Publié le
Le responsable du numérique de l’UE a déclaré à Euronews que le concept très controversé de « souveraineté technologique » implique de renforcer les capacités dans les secteurs critiques et de réduire les dépendances à risque, et non de se retirer du monde.
PUBLICITÉ
PUBLICITÉ
“La souveraineté technologique ne signifie pas que nous envisageons de travailler d’une manière ou d’une autre de manière isolée à l’avenir”, a déclaré Henna Virkkunen, vice-présidente exécutive chargée de la souveraineté technologique, de la sécurité et de la démocratie à la Commission européenne.
“Il est très important que nous ayons une certaine capacité dans un domaine critique.
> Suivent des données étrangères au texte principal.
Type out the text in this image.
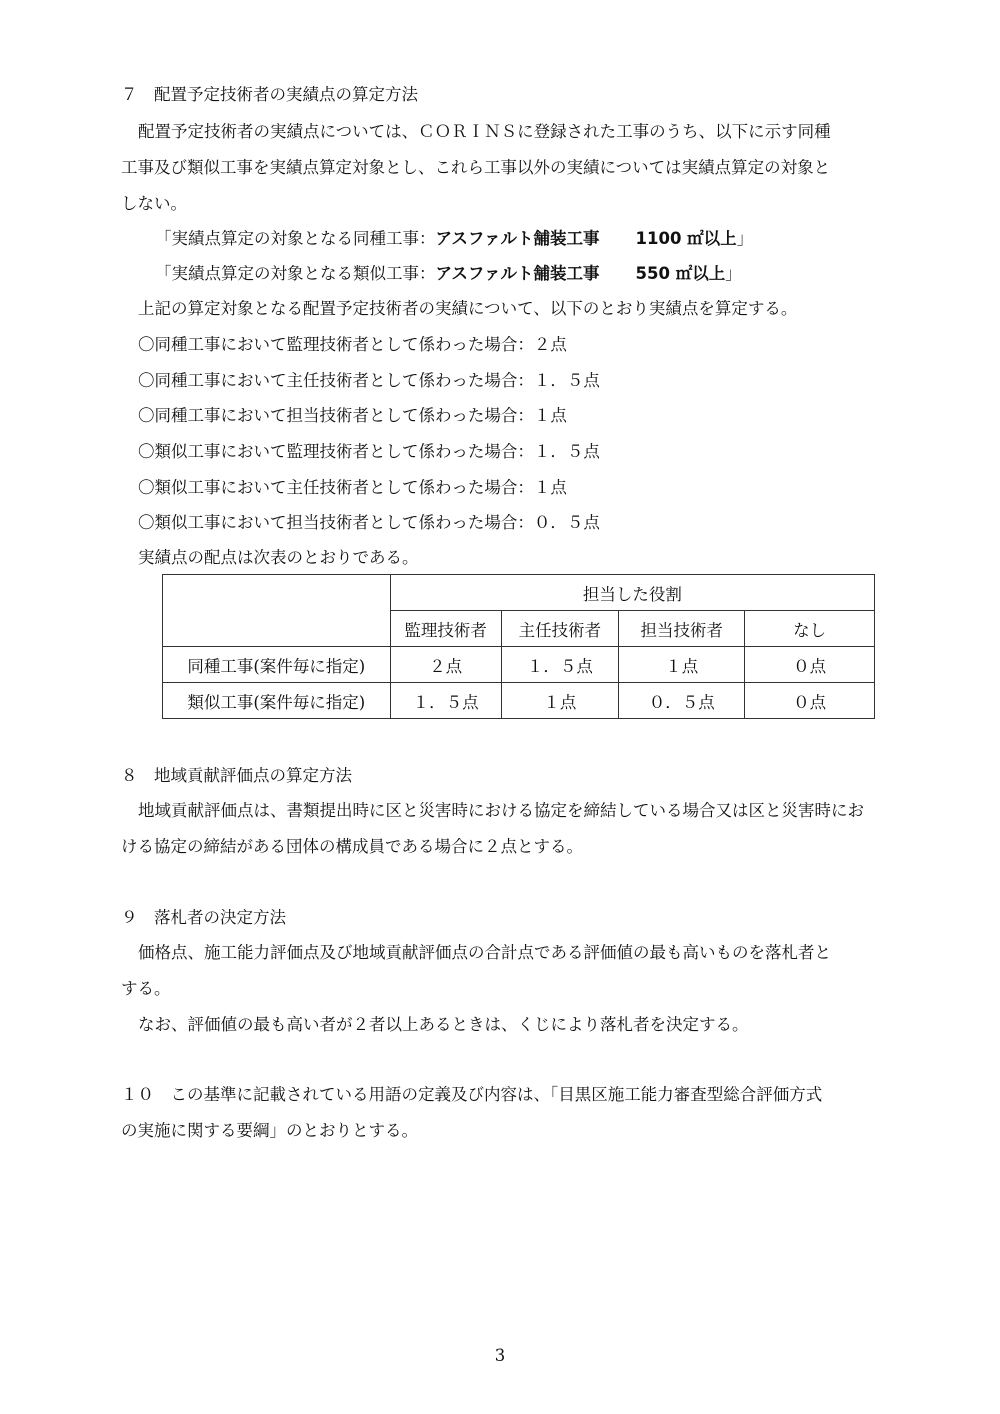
７　配置予定技術者の実績点の算定方法
配置予定技術者の実績点については、ＣＯＲＩＮＳに登録された工事のうち、以下に示す同種
工事及び類似工事を実績点算定対象とし、これら工事以外の実績については実績点算定の対象と
しない。
「実績点算定の対象となる同種工事：アスファルト舗装工事 1100 ㎡以上」
「実績点算定の対象となる類似工事：アスファルト舗装工事 550 ㎡以上」
上記の算定対象となる配置予定技術者の実績について、以下のとおり実績点を算定する。
〇同種工事において監理技術者として係わった場合：２点
〇同種工事において主任技術者として係わった場合：１．５点
〇同種工事において担当技術者として係わった場合：１点
〇類似工事において監理技術者として係わった場合：１．５点
〇類似工事において主任技術者として係わった場合：１点
〇類似工事において担当技術者として係わった場合：０．５点
実績点の配点は次表のとおりである。
	担当した役割			
	監理技術者	主任技術者	担当技術者	なし
同種工事(案件毎に指定)	２点	１．５点	１点	０点
類似工事(案件毎に指定)	１．５点	１点	０．５点	０点
８　地域貢献評価点の算定方法
地域貢献評価点は、書類提出時に区と災害時における協定を締結している場合又は区と災害時にお
ける協定の締結がある団体の構成員である場合に２点とする。
９　落札者の決定方法
価格点、施工能力評価点及び地域貢献評価点の合計点である評価値の最も高いものを落札者と
する。
なお、評価値の最も高い者が２者以上あるときは、くじにより落札者を決定する。
１０　この基準に記載されている用語の定義及び内容は、「目黒区施工能力審査型総合評価方式
の実施に関する要綱」のとおりとする。
3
Et puis nous travaillons également, bien sûr, avec des partenaires partageant les mêmes idées pour nous assurer que nous n’avons pas de dépendances à risque et que nous ne sommes pas trop dépendants d’une seule entreprise ou d’une seule solution”, a-t-il ajouté.
Le concept de souveraineté technologique s’est avéré source de division parmi les États membres et les entreprises de l’UE, en particulier sur la question de savoir dans quelle mesure le bloc devrait être ouvert aux entreprises étrangères de pays alliés tels que les États-Unis et le Royaume-Uni.
Pour Virkkunen, l’objectif n’est pas le protectionnisme, mais la création d’alternatives aux points d’étranglement critiques dans les chaînes d’approvisionnement vitales, en commençant par la réorientation des contrats publics vers les fournisseurs européens.
La Commission travaille sur des propositions législatives visant à renforcer la résilience des chaînes d’approvisionnement en semi-conducteurs et des services cloud, dans le but de rendre l’Europe plus compétitive dans la course mondiale au développement de l’IA.
“La manière dont nous pouvons promouvoir nos propres technologies européennes est étroitement liée aux marchés publics, car les gouvernements et le secteur public sont de gros clients des services TIC”, a déclaré Virkkunen.